Welcome Janice to the SHJ family! Janice has recently adopted Judaism and has chosen the Hebrew name Mora Teva! Read below to learn more about Janice’s journey to Humanistic Judaism.
I was born into a Protestant family of mainly English, Scottish, and Scots-Irish heritage. My parents were not very religious but still claimed to believe in God; however, throughout my life I have become progressively less convinced in the existence of a God, mainly because I don’t see any physical or logical evidence for such an entity. For example, I learned as a child at school that different cultures at different times believed in different gods; and it occurred to me that not only could they not all be correct, it was quite possible that none of them were correct. In addition, when I was 13, my 19-year-old cousin was killed in an automobile accident, and the devastation this caused my family further strengthened my doubt as to the existence of a God. Finally, my learning more and more about the Holocaust while in high school confirmed for me that there simply couldn’t be a God, or at least not one that I could worship.

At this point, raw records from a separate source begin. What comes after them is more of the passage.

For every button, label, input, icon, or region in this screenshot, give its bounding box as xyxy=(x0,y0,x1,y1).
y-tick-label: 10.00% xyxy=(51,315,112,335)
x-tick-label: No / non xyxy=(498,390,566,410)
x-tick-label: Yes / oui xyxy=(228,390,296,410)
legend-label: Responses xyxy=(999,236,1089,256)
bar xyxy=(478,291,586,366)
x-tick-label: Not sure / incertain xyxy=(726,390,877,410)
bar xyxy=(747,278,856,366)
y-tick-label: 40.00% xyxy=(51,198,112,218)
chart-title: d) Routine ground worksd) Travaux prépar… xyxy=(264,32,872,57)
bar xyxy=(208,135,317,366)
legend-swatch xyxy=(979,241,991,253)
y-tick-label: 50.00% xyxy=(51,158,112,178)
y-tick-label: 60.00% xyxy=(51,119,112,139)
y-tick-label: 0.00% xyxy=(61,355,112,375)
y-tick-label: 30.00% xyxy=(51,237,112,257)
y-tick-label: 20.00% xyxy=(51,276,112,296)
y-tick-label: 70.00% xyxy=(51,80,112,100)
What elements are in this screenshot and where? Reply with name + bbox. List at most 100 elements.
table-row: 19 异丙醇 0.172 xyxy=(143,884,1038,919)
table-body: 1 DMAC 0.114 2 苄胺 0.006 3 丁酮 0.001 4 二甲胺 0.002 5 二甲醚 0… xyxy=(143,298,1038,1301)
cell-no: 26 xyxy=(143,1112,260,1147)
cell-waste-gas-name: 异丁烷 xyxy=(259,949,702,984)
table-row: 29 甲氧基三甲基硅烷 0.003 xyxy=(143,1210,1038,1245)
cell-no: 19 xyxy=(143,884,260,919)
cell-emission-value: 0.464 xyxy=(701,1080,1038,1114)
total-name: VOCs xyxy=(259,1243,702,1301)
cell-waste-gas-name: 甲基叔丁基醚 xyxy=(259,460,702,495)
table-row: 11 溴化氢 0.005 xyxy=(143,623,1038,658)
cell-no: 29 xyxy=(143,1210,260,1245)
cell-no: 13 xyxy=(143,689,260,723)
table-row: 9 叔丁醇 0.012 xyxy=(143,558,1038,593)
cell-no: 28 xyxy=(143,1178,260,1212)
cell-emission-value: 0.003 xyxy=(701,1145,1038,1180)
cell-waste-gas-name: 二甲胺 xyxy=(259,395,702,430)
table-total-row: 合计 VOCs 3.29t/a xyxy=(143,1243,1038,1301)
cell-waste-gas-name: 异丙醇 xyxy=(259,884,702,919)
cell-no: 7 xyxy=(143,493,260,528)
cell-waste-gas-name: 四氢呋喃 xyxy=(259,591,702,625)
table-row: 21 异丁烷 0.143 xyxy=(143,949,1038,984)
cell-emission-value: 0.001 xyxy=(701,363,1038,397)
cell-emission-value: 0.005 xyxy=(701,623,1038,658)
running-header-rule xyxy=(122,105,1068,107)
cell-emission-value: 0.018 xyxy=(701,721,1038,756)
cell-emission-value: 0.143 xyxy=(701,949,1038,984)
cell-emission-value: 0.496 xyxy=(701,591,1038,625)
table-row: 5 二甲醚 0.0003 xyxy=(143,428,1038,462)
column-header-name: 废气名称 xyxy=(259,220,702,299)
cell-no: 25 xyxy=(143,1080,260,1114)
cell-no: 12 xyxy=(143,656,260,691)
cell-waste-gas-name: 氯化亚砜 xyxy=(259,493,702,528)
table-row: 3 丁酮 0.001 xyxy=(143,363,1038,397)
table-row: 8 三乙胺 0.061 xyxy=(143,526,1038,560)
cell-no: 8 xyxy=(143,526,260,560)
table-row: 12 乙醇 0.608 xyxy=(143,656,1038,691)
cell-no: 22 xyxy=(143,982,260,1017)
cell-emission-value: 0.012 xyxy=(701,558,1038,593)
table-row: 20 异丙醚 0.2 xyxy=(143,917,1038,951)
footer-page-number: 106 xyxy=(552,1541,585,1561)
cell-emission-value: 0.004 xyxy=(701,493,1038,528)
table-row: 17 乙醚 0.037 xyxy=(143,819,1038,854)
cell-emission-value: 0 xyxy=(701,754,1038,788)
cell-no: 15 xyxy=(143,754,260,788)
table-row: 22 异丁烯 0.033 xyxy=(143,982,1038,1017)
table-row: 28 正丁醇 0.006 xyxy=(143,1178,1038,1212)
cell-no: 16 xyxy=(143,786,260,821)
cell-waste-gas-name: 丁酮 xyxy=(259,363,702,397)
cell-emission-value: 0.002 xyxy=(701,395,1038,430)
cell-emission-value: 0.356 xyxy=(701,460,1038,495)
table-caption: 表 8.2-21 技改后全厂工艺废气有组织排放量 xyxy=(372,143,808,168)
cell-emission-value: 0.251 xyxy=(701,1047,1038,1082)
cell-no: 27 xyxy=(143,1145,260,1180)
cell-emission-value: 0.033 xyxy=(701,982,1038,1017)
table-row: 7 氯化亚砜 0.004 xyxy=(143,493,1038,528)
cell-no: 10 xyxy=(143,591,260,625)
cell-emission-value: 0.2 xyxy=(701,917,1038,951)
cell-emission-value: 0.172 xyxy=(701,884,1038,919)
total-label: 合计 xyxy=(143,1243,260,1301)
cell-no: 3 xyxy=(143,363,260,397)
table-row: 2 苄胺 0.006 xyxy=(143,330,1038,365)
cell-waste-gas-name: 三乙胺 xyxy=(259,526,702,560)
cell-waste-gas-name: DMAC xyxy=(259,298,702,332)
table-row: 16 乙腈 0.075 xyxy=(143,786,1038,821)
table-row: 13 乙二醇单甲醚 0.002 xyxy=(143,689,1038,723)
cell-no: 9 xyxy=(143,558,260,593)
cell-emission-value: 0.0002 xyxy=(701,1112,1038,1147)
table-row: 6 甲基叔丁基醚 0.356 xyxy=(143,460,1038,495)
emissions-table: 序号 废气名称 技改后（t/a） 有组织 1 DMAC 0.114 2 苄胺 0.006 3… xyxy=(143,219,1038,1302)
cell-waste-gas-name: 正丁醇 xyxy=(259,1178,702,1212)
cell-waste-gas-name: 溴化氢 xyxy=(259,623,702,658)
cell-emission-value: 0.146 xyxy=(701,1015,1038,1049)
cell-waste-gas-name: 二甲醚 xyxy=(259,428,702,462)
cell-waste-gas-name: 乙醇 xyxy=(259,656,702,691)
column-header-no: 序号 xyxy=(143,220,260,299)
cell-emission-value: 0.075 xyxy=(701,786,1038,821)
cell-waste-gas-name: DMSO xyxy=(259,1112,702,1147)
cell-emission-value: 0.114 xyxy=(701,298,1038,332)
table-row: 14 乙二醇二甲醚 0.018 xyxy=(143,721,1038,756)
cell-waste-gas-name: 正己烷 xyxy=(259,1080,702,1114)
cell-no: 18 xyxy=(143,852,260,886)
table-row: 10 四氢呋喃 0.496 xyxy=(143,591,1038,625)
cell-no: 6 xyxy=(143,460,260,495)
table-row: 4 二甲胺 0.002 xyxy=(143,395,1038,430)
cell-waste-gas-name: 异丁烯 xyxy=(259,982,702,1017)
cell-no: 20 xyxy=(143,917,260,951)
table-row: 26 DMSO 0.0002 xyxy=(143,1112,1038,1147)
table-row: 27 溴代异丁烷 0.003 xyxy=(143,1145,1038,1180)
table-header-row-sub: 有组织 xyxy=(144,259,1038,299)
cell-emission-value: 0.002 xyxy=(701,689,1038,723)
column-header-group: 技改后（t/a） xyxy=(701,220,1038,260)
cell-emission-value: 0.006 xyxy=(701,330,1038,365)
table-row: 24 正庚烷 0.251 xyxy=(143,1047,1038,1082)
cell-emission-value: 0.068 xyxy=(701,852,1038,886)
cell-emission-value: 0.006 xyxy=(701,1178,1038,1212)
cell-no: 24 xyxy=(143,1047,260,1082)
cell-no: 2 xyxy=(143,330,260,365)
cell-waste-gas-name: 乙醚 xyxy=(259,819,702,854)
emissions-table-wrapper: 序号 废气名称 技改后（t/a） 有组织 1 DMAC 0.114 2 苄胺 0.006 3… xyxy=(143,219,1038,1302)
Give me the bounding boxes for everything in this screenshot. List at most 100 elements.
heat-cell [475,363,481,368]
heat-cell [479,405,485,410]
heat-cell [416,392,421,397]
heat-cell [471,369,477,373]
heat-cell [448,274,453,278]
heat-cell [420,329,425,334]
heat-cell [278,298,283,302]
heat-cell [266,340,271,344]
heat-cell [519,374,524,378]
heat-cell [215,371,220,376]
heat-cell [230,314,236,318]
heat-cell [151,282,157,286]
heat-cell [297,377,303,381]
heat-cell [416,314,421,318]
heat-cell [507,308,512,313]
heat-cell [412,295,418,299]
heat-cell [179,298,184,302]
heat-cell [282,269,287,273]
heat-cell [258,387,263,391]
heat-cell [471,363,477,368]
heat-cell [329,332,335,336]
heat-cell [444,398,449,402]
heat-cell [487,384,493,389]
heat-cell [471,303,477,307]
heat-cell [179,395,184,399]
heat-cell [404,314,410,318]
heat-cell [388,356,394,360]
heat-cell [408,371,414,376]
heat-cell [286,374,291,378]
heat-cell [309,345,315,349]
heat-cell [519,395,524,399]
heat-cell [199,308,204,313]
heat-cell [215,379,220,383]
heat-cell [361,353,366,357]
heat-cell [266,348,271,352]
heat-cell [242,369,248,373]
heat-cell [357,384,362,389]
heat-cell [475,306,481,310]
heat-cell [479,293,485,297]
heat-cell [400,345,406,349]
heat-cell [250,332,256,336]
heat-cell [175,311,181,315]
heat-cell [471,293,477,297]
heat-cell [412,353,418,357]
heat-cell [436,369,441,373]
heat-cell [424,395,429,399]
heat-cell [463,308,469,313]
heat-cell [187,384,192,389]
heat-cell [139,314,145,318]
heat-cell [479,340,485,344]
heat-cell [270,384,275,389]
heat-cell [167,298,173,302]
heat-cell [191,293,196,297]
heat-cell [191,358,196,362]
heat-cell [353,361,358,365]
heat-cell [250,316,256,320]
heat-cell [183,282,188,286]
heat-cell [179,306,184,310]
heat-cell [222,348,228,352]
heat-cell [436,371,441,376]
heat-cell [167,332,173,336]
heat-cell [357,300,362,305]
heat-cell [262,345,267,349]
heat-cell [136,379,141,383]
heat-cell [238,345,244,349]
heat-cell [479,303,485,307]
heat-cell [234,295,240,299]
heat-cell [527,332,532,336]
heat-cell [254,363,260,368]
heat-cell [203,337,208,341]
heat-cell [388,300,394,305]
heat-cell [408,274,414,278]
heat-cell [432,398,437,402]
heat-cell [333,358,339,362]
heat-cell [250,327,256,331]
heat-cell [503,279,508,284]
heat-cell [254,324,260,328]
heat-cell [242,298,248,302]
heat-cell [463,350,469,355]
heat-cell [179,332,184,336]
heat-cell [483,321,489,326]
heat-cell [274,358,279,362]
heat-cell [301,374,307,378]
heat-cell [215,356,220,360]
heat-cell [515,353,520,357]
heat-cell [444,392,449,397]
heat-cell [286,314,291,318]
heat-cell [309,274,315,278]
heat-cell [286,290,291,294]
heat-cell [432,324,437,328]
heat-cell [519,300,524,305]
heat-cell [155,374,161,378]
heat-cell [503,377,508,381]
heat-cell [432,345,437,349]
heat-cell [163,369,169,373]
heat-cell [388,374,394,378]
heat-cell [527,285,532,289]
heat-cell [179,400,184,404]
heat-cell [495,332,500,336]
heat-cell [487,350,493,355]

By the time I entered college, I had decided to become a scientist, and I accordingly majored in biology. I also met a young man who was a year older than I, Jewish, and a chemistry major. He and I married after I graduated from college, and I automatically became a member of a large Jewish family. I quickly grew very fond of my mother-in-law, who treated me with warmth and kindness, whereas my own mother was highly critical and often verbally abusive towards me. My father-in-law, unfortunately, was a little less accepting of me, and even expressed at one of our family dinners his displeasure with Jews marrying non-Jews. As the years went by, however, and I celebrated more Jewish holidays than Christian as well as participated in various Shabbat services, weddings, and Bar and Bat Mitzvahs, my father-in-law seemed to mellow towards me; and one afternoon as we were exiting a synagogue, he tapped me on the shoulder. When I turned around, he smiled at me and dubbed me an “honorary Jew,” and I knew that he had finally accepted me. A few years later, my mother-in-law asked me why I had never formally converted to Judaism, and I replied that I found the idea of converting to any religion somewhat hypocritical as I was an atheist and therefore couldn’t declare any particular allegiance to a God. She nodded as if she understood and never brought up the subject again.
A few years ago, I submitted my DNA for analysis and was surprised to be informed that I was 1% Ashkenazi Jew. (When I told my rabbinical assistant sister-in-law of this development, I
thought that she’d laugh, but instead she seemed quite excited that even a tiny part of me was ethnically Jewish.) Tracing back my mother’s ancestry six or seven generations, I found a
couple of German ancestors who might very well have been Jewish; and this discovery, combined with my immersion in Jewish culture over the past 50 years, my great respect for
Jewish values and scholarship, and my two adult sons identifying as Jewish, resulted in my beginning to seek out some way that I could more definitively declare my solidarity with the
Jewish people. As we believe in the tenants of humanism far more than we do in any religion, my husband and I had already joined the American Humanist Association; however, this didn’t
reflect my identification with the Jewish culture. But then I discovered the Society for Humanistic Judaism! Yes! I thought. I can now be officially recognized as Jewish without being forced to
declare a belief in a supernatural being – perfect!